Monocle would like more of Alex Scott’s large format photography on our walls in 2009. His Transillumination series of buildings – taken with a Linhof Technorama 612 Large Format (Scott’s particular about his hardware) – was captured after sitting for hours waiting for the right cloud conditions. His rigorous, spare and poetic images are a collision of light and shapes. Scott, who trained as a painter and lives in Boston says of his next series, “Unremarkable places are what’s turning me on now.” alexanderscott.com

Sculpture

Artist Alastair Mackie

The David Roberts Art Foundation
Mackie is a British artist who has made a name creating sculpture that uses unusual materials, often to make a political point.

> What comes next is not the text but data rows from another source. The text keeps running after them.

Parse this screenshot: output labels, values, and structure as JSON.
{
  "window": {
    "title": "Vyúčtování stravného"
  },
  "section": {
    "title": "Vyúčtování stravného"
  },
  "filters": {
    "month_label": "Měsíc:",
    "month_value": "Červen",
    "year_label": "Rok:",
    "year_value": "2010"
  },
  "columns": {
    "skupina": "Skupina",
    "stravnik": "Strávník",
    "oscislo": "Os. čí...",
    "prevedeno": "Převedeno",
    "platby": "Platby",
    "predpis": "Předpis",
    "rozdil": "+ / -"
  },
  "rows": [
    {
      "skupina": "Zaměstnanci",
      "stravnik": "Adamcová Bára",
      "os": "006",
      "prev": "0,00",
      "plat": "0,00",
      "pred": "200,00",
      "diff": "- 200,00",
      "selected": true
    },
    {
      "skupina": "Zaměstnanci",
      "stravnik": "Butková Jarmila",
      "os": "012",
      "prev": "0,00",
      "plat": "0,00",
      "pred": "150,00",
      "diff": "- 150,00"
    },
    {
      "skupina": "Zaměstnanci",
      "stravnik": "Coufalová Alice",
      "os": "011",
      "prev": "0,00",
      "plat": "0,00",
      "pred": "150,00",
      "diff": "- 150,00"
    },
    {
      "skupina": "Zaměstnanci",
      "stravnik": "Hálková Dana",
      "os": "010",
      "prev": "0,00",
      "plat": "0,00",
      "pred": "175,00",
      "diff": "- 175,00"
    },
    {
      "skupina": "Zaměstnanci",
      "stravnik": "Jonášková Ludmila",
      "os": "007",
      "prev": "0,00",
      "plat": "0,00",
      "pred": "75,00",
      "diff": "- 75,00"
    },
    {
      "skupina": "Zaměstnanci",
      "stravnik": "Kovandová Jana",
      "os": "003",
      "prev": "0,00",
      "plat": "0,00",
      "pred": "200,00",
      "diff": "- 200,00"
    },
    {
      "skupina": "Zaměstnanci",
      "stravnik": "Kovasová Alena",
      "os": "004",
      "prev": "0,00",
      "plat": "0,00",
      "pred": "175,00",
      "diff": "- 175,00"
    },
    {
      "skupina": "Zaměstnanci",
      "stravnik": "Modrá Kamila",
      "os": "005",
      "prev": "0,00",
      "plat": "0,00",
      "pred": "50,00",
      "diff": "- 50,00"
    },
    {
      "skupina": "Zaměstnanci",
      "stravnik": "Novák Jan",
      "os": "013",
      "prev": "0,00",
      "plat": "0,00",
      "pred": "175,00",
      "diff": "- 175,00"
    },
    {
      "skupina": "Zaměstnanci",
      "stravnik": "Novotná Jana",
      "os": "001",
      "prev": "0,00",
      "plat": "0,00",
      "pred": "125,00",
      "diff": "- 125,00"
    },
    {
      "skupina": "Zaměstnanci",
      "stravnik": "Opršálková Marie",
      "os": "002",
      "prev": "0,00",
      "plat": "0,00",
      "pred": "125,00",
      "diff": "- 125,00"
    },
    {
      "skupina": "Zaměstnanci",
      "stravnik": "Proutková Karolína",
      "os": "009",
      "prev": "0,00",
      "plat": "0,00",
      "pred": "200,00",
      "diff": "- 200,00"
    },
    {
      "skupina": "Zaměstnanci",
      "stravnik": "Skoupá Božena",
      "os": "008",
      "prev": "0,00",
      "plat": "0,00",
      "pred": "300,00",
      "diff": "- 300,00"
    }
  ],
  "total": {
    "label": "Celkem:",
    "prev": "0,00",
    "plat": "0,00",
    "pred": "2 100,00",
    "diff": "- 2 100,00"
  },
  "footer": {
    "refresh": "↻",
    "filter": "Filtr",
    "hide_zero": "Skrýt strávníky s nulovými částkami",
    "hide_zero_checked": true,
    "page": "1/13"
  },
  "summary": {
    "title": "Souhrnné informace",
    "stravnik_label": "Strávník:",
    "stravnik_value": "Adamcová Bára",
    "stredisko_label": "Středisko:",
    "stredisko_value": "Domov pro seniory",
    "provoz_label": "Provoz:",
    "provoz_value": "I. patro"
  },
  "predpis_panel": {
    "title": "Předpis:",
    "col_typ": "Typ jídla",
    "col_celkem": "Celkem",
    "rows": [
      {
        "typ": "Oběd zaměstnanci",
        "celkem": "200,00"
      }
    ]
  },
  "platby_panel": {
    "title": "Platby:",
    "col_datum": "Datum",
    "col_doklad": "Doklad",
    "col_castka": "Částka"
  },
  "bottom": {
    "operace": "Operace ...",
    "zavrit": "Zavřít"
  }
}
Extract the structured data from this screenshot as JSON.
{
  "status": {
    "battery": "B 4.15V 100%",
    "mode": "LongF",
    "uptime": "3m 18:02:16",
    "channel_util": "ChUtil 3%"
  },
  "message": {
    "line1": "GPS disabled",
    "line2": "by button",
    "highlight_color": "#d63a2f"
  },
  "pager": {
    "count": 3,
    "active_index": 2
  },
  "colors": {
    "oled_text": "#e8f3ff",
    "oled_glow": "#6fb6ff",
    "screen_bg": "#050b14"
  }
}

In this solo show he presents new works including a large doll’s house made out of the pulp of 300 disused wasps’ and hornets’ nests, a wooden loom with woven mouse hair fabric and a mirrored taxidermy display case. Situated in Fitzrovia, London, The David Roberts Art Foundation was set up to promote contemporary art and exhibit works from Roberts’s collection, which includes John Currin, Doris Salcedo, Christian Marclay, and Gary Hume.